ML compiler, mutation trick?

the compiler is programmed out purely functionally (mostly) due to a lack of imperative constructs. This means it is programmed out as a number of transformations on the AST using functional data structures, which is slow.

I was going to provide a link to a paper that described a simple addition of mutation to the compilation process that provides a good speedup and memory use reduction. The paper described an ML compiler, but I can't find it at the moment. Anyone recognize this description?

Adding Ref?

I know it would be trivial to add ref records to the compiler by including an "unsafeUpdateFieldInRecord" primitive. Is that what you were after?

Addendum

Actually, I don't mind if I could find people who would just be interested in glancing over (some of) the sources. I would like it to just bounce ideas around with people who can tell me where in an algorithm I did something silly.

[ I can promise one thing. You'll find a delightfully simple and orthogonal compiler. ;) ]

Open Source

I am stuck with the thing, so I am open sourcing it within a week or so. For those who are interested in compiler internals, and like to read a clean-room implementation of a language similar to ML/Haskell, you can grab a copy of a print of the source here. The static semantical analysis is a bit rough around the edges and unfinished, rest is pretty much ok.

Where to host?

I am open sourcing the Hi to C compiler code. I use git and tarballs myself to keep track of the different versions. Does anyone here know where to host git based resources??

I am looking at github at the moment, I am wondering where to reach the most people.

Gitorious

gitorious is my online host of choice for git repositories. It's less widely used than github, and less polished, but at least it's open source itself.

Hmm...

Thanks, but I think I want a top tier hosting party since, well, there are a lot of providers so a number of them will die off in the coming years. So, hmm, github, google code with git over svn, or I guess good old sourceforge?

Guess I need requirements like wiki's, email lists, and syntax highlighting goodies.

Not Sourceforge.

I hate Sourceforge, the interface has gone downhill, the ads are annoying, and it seems slow. I prefer Github myself, though I haven't used Google Code extensively. There are more than a few projects use Github for the repo and Google Code to post releases and whatnot.

Implementation Reference

I briefly hacked an implementation reference together which can be found here.
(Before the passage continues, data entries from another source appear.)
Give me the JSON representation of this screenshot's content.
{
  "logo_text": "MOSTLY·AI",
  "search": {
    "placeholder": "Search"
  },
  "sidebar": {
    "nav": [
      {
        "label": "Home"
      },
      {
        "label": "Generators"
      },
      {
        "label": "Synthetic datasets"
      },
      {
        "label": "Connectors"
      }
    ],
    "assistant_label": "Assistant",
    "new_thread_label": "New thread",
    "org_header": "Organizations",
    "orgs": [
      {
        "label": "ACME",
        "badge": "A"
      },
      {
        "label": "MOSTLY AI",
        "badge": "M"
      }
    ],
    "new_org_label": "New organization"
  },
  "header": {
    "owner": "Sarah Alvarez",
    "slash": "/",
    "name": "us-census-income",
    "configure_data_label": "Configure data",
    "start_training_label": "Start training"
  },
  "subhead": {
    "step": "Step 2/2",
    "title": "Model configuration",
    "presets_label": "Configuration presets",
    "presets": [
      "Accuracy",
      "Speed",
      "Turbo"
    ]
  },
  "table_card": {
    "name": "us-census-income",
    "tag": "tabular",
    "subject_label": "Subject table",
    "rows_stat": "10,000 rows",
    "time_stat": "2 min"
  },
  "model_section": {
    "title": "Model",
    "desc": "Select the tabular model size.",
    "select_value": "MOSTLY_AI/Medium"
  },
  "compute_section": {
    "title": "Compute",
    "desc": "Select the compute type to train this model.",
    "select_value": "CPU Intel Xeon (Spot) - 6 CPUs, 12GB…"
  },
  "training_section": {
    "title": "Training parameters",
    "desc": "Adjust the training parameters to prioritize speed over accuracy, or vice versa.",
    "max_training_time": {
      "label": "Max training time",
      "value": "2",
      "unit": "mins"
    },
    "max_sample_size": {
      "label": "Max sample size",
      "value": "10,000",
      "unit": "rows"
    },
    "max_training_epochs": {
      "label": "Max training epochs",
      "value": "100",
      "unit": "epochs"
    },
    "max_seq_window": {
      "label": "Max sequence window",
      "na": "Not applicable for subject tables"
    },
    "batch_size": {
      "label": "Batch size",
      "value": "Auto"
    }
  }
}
I didn't spell-check it, and it can't be read as an academic paper since it doesn't expose the various transforms or the semantical phase with code or formulae, but one might find it interesting anyway.

[ I guess that wouldn't do so I removed the most obvious spelling errors. ]

[ Gawd, if you're interested in the formal background of the evaluator, please, here. ]

Type Inferencing for the Hi Language

I gave up on that the current Hic compiler will ever become a fast compiler. At the same time, my fingers itch to rewrite the compiler in C, but -alas- that makes little sense if the static semantics of the language are not fixed yet. Moreover, programming in Hi actually is a very nice experience, giving that up for C I don't really feel like.

So, I decided to throw something unexpected into the ring. An open invitation to help me getting the static semantics right - this primarily concerns the type system.

Is there anyone who feels like working on, or getting the semantics right, of a simple language???? I am looking for people to bounce ideas against...

Note that a prototype HM style inferencer is already implemented, I wanna know how to get to a provable correct one.